Gonzalez apparently told a crowd outside his Miami home that Elian does not want to go to Washington for a scheduled meeting on Wednesday with his father, CNN said quoting one of the protesters who heard Lazaro Gonzalez.
The six-year-old tore up a picture of his father, Juan Miguel Gonzalez, in a newspaper, the witness told CNN. After that incident, Lazaro Gonzalez decided that the time was not right for the meeting with Juan Miguel and that he and Elian would not travel to Washington, CNN said. The report is the latest twist in the custody battle since Elian was rescued at sea in November. On Wednesday, Jorge Mas, chairman of the Cuban American National Foundation told a press conference in Washington that Elian’s Miami relatives would meet with Juan Miguel Gonzalez privately "at a neutral location" in the US capital.

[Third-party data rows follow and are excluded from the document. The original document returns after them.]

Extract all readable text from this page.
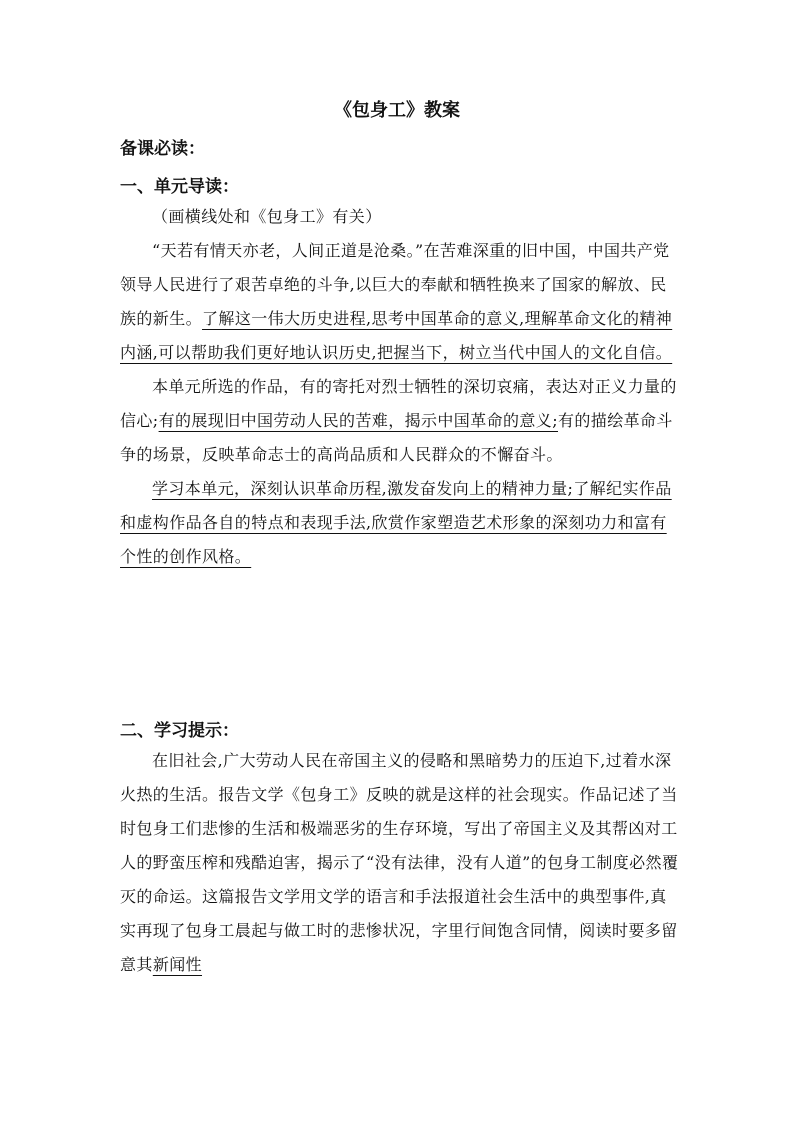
《包身工》教案
备课必读：
一、单元导读：

（画横线处和《包身工》有关）

“天若有情天亦老，人间正道是沧桑。”在苦难深重的旧中国，中国共产党领导人民进行了艰苦卓绝的斗争,以巨大的奉献和牺牲换来了国家的解放、民族的新生。了解这一伟大历史进程,思考中国革命的意义,理解革命文化的精神内涵,可以帮助我们更好地认识历史,把握当下，树立当代中国人的文化自信。

本单元所选的作品，有的寄托对烈士牺牲的深切哀痛，表达对正义力量的信心;有的展现旧中国劳动人民的苦难，揭示中国革命的意义;有的描绘革命斗争的场景，反映革命志士的高尚品质和人民群众的不懈奋斗。

学习本单元，深刻认识革命历程,激发奋发向上的精神力量;了解纪实作品和虚构作品各自的特点和表现手法,欣赏作家塑造艺术形象的深刻功力和富有个性的创作风格。

二、学习提示：

在旧社会,广大劳动人民在帝国主义的侵略和黑暗势力的压迫下,过着水深火热的生活。报告文学《包身工》反映的就是这样的社会现实。作品记述了当时包身工们悲惨的生活和极端恶劣的生存环境，写出了帝国主义及其帮凶对工人的野蛮压榨和残酷迫害，揭示了“没有法律，没有人道”的包身工制度必然覆灭的命运。这篇报告文学用文学的语言和手法报道社会生活中的典型事件,真实再现了包身工晨起与做工时的悲惨状况，字里行间饱含同情，阅读时要多留意其新闻性
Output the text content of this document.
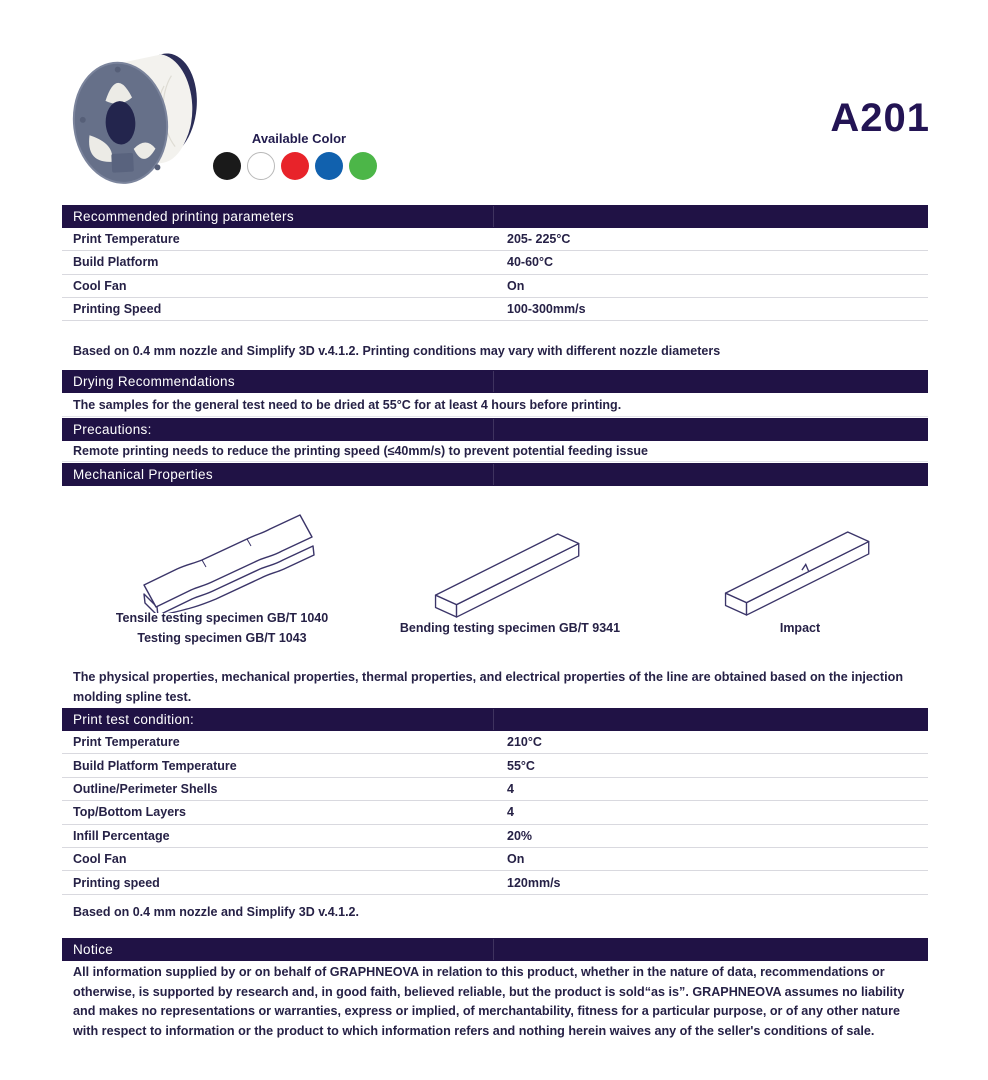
Available Color	A201
Recommended printing parameters
Print Temperature	205- 225°C
Build Platform	40-60°C
Cool Fan	On
Printing Speed	100-300mm/s
Based on 0.4 mm nozzle and Simplify 3D v.4.1.2. Printing conditions may vary with different nozzle diameters
Drying Recommendations
The samples for the general test need to be dried at 55°C for at least 4 hours before printing.
Precautions:
Remote printing needs to reduce the printing speed (≤40mm/s) to prevent potential feeding issue
Mechanical Properties
Tensile testing specimen GB/T 1040
Testing specimen GB/T 1043
Bending testing specimen GB/T 9341	Impact
The physical properties, mechanical properties, thermal properties, and electrical properties of the line are obtained based on the injection molding spline test.
Print test condition:
Print Temperature	210°C
Build Platform Temperature	55°C
Outline/Perimeter Shells	4
Top/Bottom Layers	4
Infill Percentage	20%
Cool Fan	On
Printing speed	120mm/s
Based on 0.4 mm nozzle and Simplify 3D v.4.1.2.
Notice
All information supplied by or on behalf of GRAPHNEOVA in relation to this product, whether in the nature of data, recommendations or otherwise, is supported by research and, in good faith, believed reliable, but the product is sold“as is”. GRAPHNEOVA assumes no liability and makes no representations or warranties, express or implied, of merchantability, fitness for a particular purpose, or of any other nature with respect to information or the product to which information refers and nothing herein waives any of the seller's conditions of sale.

The meeting would have brought together Elian, Lazaro Gonzalez and his brother Delfin with Elian’s father, wife and infant boy, who flew in from Cuba last week. Two of Juan Miguel’s cousins would also have attended. Family spokesman Armando Gutierrez said in Miami that Marisleysis, Elian’s 21-year-old cousin who has become his "surrogate mother," would stay in Miami where she is being treated in hospital for exhaustion.

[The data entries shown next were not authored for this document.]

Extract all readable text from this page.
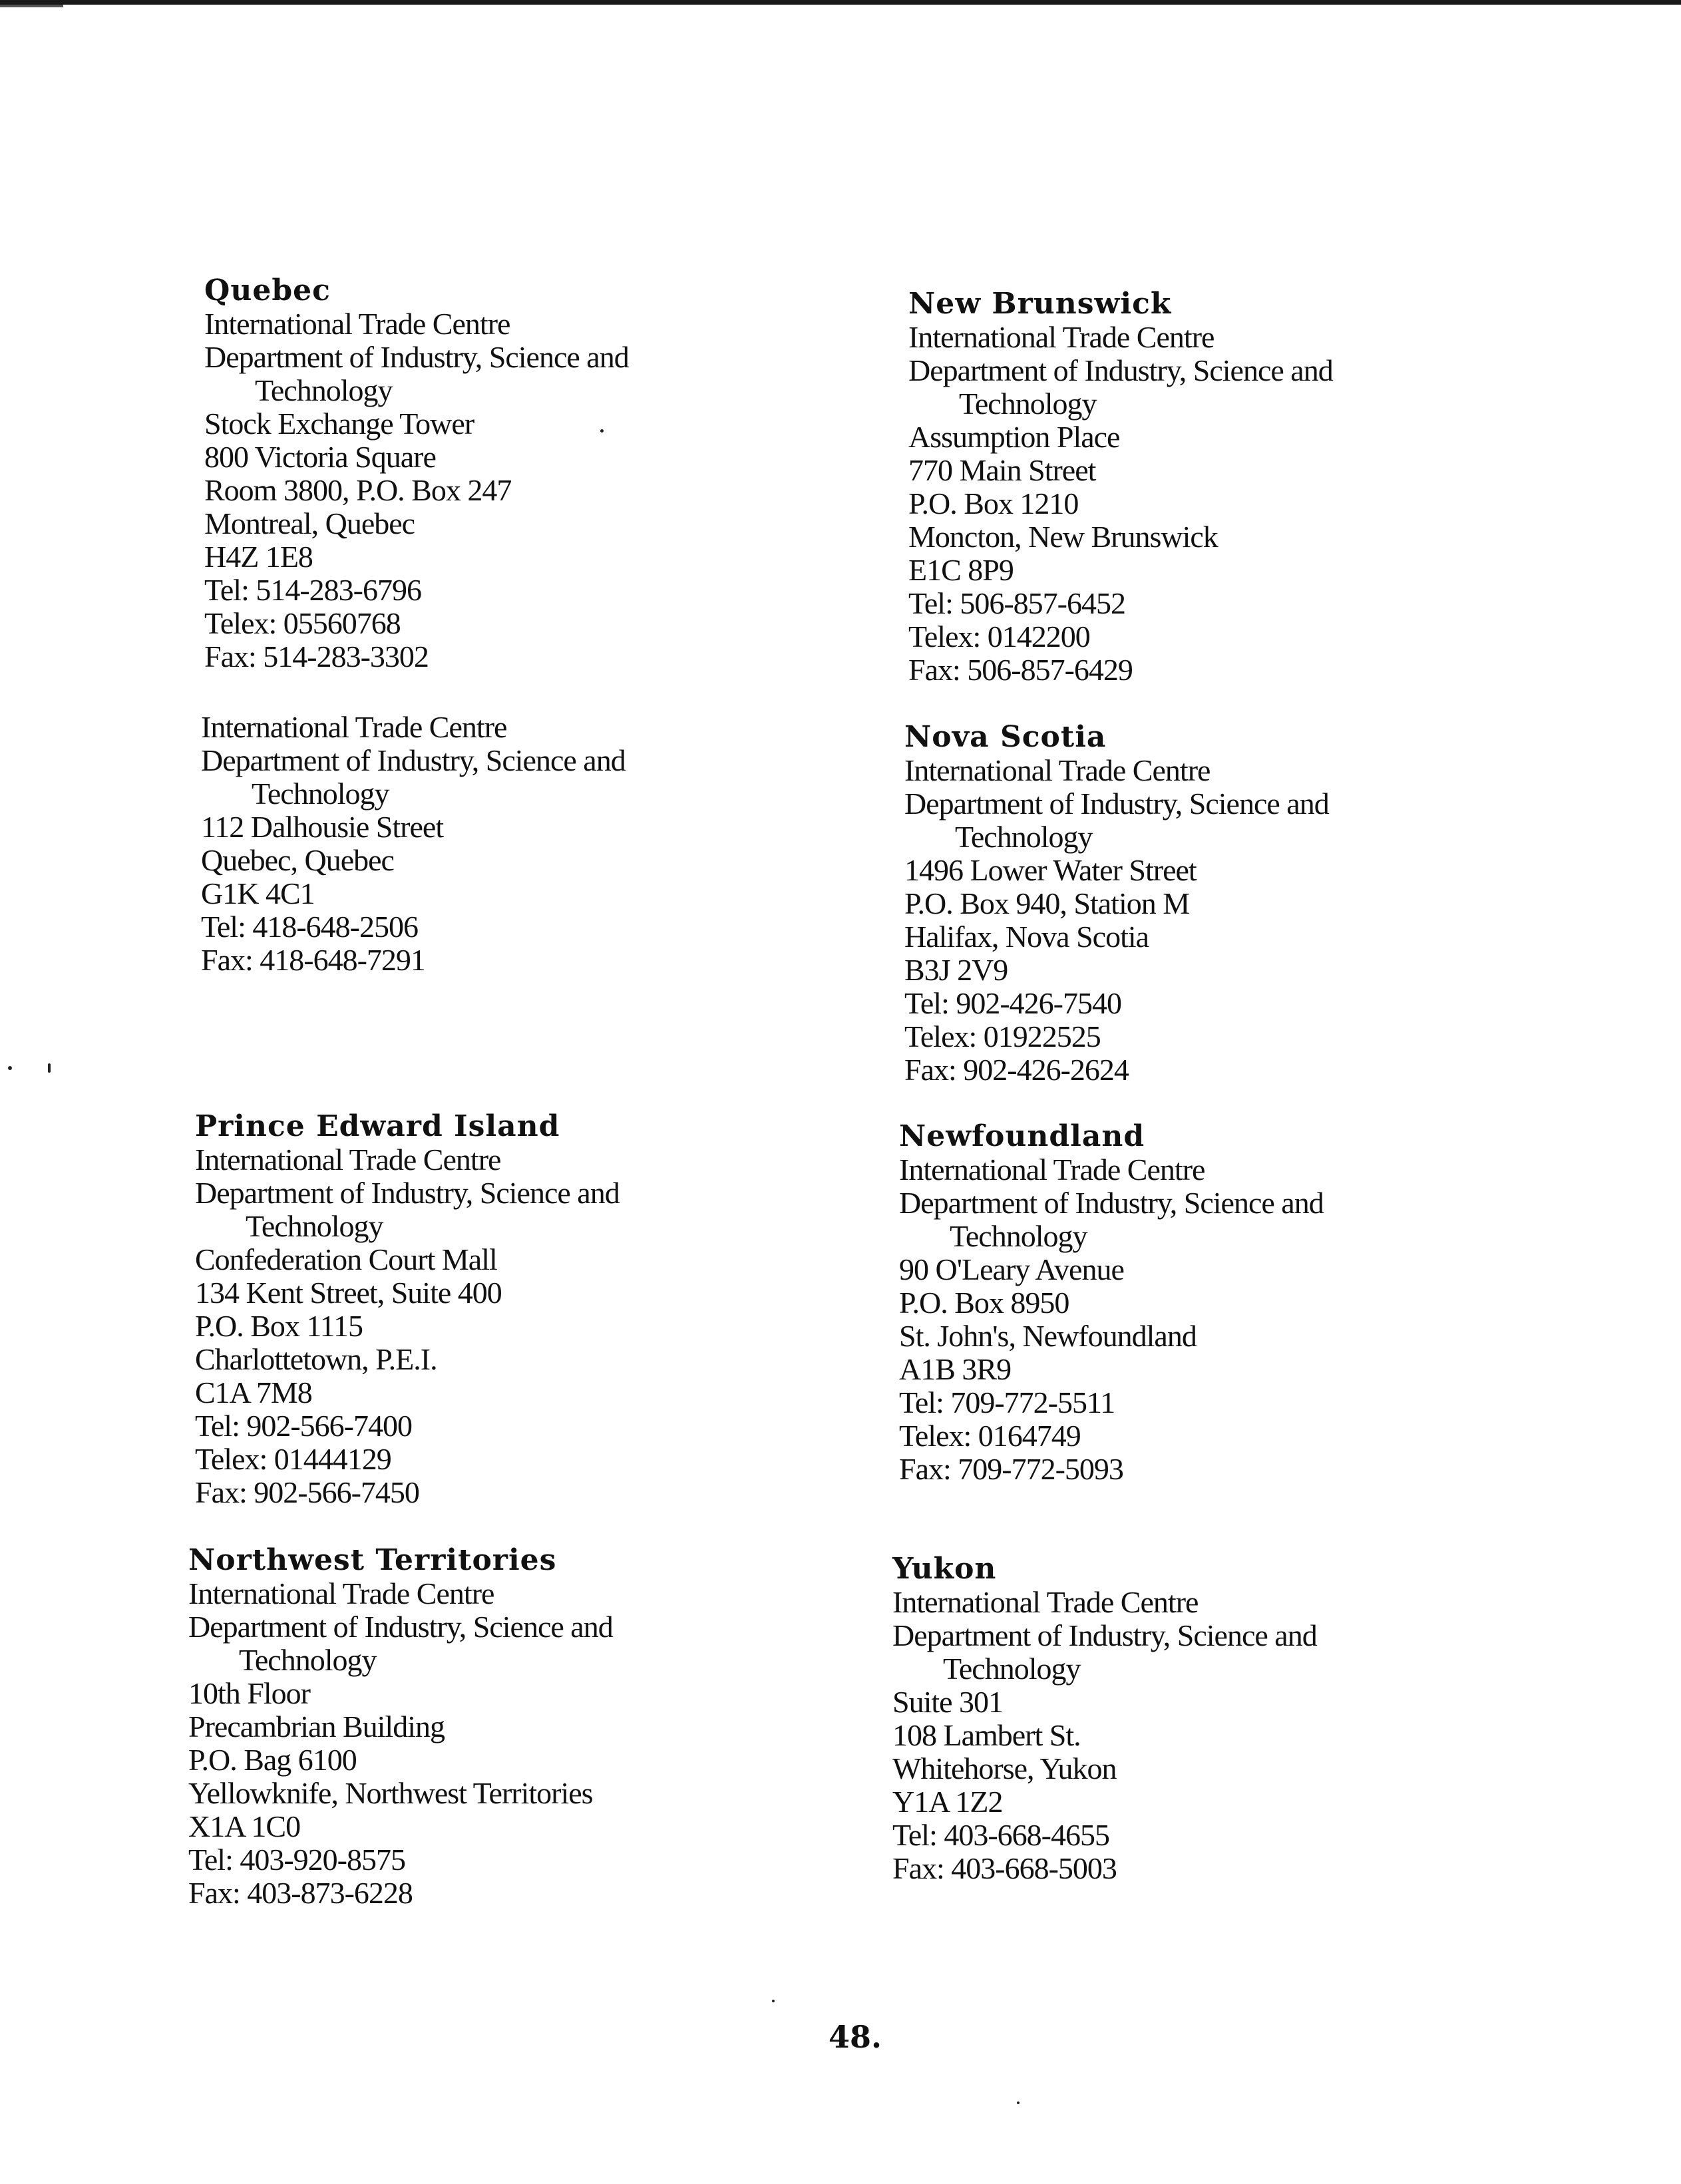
Quebec
International Trade Centre
Department of Industry, Science and
Technology
Stock Exchange Tower
800 Victoria Square
Room 3800, P.O. Box 247
Montreal, Quebec
H4Z 1E8
Tel: 514-283-6796
Telex: 05560768
Fax: 514-283-3302
International Trade Centre
Department of Industry, Science and
Technology
112 Dalhousie Street
Quebec, Quebec
G1K 4C1
Tel: 418-648-2506
Fax: 418-648-7291
Prince Edward Island
International Trade Centre
Department of Industry, Science and
Technology
Confederation Court Mall
134 Kent Street, Suite 400
P.O. Box 1115
Charlottetown, P.E.I.
C1A 7M8
Tel: 902-566-7400
Telex: 01444129
Fax: 902-566-7450
Northwest Territories
International Trade Centre
Department of Industry, Science and
Technology
10th Floor
Precambrian Building
P.O. Bag 6100
Yellowknife, Northwest Territories
X1A 1C0
Tel: 403-920-8575
Fax: 403-873-6228
New Brunswick
International Trade Centre
Department of Industry, Science and
Technology
Assumption Place
770 Main Street
P.O. Box 1210
Moncton, New Brunswick
E1C 8P9
Tel: 506-857-6452
Telex: 0142200
Fax: 506-857-6429
Nova Scotia
International Trade Centre
Department of Industry, Science and
Technology
1496 Lower Water Street
P.O. Box 940, Station M
Halifax, Nova Scotia
B3J 2V9
Tel: 902-426-7540
Telex: 01922525
Fax: 902-426-2624
Newfoundland
International Trade Centre
Department of Industry, Science and
Technology
90 O'Leary Avenue
P.O. Box 8950
St. John's, Newfoundland
A1B 3R9
Tel: 709-772-5511
Telex: 0164749
Fax: 709-772-5093
Yukon
International Trade Centre
Department of Industry, Science and
Technology
Suite 301
108 Lambert St.
Whitehorse, Yukon
Y1A 1Z2
Tel: 403-668-4655
Fax: 403-668-5003
48.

Gutierrez also told the crowd outside the family’s Little Havana home that the encounter might take place in one of the embassies in the US capital – although not at the Cuban mission, where Juan Miguel and his family are staying. The deal, which was reportedly brokered by the anti-Castro Cuban American National Foundation, was worked out between the Justice Department, the Miami family and Gregory Craig, Juan Miguel’s lawyer, Mas said. The get-together would have come one day before the family is slated to surrender Elian to his father at Opa-locka Coast Guard station outside Miami, media reported here citing Justice Department officials.
The US relatives had lobbied intensively for the reunion, arguing that it was the only way for Juan Miguel to be seen to speak freely, free from any pressure from Cuban officials. In a related development, Attorney General Janet Reno cancelled tentative plans to travel to South Florida on Wednesday, where she was to meet with the family and possibly Cuban American community leaders. It was unclear how the last minute cancellation of the Washington meeting would affect Reno’s plans.